Mirrors however can cause greater problems if used in the wrong way or cut too small.
"Behind their bed was a large section of mirrored tiles, which, on my prompting, they wallpapered over. You shouldn't have too many mirrors in the bedroom, and definitely not tiles. Mirrors are active by nature. When you sleep, you draw the curtains, shut the door and curl up to make the space smaller; mirrors expand space and make it larger. Too much space and it is not easy to sleep. With mirrored tiles your image is fragmented. You should not see yourself fragmented, but whole."
Sheth did not just apply general rules of Vaastu to the couple's home; she also looked at their birthcharts to work out their "personal direction." Personal directions are worked out according to astrology, and are looked at in conjunction with general rules and directions.
One last measure that Sheth took in the man's home office was to rearrange the furniture to have a solid wall behind his desk instead of a window so that he felt supported. So what was the end result of all these changes?
"Within two to three months, the husband felt more confident, optimistic, and strong," Sheth said. "As he is now coming from a position of strength, he made good decisions and negotiated better, and so his business improved. As his insecurities went away, the relationship also improved."

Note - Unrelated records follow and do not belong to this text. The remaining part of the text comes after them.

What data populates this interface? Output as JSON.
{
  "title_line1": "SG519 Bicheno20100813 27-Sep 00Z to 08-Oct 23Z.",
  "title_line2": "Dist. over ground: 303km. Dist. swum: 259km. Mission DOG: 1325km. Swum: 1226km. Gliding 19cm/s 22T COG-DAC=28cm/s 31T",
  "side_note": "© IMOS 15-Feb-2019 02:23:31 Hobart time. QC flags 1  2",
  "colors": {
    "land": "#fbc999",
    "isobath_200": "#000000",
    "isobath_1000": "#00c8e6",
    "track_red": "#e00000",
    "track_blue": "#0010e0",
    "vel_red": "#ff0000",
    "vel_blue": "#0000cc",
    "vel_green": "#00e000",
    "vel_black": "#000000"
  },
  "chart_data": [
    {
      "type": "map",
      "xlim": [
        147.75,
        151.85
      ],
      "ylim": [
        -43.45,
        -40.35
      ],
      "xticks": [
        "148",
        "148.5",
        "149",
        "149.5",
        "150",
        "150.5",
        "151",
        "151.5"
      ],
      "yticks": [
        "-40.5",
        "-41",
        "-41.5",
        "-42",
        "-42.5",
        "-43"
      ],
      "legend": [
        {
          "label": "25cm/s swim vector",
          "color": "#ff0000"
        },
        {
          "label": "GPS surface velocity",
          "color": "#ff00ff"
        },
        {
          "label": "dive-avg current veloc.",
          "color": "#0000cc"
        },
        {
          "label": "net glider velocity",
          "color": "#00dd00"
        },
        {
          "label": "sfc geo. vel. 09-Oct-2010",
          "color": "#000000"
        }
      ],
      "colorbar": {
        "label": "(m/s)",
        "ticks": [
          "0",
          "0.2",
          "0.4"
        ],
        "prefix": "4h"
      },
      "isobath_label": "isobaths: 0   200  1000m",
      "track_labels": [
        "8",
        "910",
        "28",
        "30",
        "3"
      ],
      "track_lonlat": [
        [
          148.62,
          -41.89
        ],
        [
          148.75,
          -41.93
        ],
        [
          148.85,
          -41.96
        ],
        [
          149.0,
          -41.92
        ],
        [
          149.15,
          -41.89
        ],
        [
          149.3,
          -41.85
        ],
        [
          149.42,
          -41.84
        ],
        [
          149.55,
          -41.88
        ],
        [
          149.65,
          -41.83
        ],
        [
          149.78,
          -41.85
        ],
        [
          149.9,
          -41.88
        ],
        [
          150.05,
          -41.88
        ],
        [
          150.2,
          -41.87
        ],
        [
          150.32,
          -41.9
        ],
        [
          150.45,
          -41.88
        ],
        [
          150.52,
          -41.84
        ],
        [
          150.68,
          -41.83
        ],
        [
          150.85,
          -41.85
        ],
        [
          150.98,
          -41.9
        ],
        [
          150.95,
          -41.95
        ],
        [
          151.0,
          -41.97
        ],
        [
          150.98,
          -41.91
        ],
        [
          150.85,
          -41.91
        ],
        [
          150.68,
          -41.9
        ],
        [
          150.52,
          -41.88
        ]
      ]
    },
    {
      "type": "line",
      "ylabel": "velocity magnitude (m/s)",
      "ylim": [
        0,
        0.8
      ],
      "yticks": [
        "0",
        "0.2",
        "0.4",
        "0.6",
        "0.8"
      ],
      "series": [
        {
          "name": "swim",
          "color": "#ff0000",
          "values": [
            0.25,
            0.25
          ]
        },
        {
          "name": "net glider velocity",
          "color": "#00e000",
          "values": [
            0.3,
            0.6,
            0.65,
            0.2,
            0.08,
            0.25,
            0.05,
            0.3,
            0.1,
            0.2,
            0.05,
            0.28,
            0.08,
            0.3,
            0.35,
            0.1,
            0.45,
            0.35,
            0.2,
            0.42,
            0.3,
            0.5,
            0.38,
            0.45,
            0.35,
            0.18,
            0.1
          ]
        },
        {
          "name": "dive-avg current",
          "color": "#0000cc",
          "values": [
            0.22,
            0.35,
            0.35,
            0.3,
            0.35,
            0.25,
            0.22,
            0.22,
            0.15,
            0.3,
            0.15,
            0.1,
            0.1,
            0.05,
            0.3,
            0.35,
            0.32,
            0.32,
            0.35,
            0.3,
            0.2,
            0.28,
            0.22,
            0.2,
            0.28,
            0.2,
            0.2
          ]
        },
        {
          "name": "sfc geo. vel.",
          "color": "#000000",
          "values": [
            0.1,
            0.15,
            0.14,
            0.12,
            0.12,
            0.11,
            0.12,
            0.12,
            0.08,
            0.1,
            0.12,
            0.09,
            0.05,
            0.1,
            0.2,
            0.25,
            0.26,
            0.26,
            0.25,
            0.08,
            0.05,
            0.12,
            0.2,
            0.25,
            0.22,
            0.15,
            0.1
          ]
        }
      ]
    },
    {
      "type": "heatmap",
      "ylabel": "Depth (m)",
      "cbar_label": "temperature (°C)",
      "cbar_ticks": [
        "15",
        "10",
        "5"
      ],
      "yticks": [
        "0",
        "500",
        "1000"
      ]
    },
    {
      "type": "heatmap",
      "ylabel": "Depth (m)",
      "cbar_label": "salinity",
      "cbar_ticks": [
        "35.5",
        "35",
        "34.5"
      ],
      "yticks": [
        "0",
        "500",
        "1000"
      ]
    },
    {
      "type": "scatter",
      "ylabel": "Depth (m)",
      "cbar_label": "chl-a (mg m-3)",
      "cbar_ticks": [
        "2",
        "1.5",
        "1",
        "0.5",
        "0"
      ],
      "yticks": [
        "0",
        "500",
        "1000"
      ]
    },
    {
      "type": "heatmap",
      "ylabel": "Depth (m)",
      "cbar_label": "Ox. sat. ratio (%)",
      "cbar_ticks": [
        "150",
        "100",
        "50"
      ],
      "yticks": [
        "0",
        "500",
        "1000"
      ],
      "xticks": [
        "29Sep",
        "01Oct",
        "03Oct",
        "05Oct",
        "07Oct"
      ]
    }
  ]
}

The case study above shows that, as with most things, energy plays a crucial part in achieving a happy home. Sheth explains Vaastu thus: "When their property is properly aligned, people enjoy good lives. I call it going with the flow. If you want to swim in the sea, it is best to go with the tide because you are supported. Swim against the tide, and you will be struggling. Similarly, when their property is correctly aligned within its environment, people are supported."
The answer seems to be to make friends with your home, and your house could very well love you back in the shape of prosperity, health, and happiness.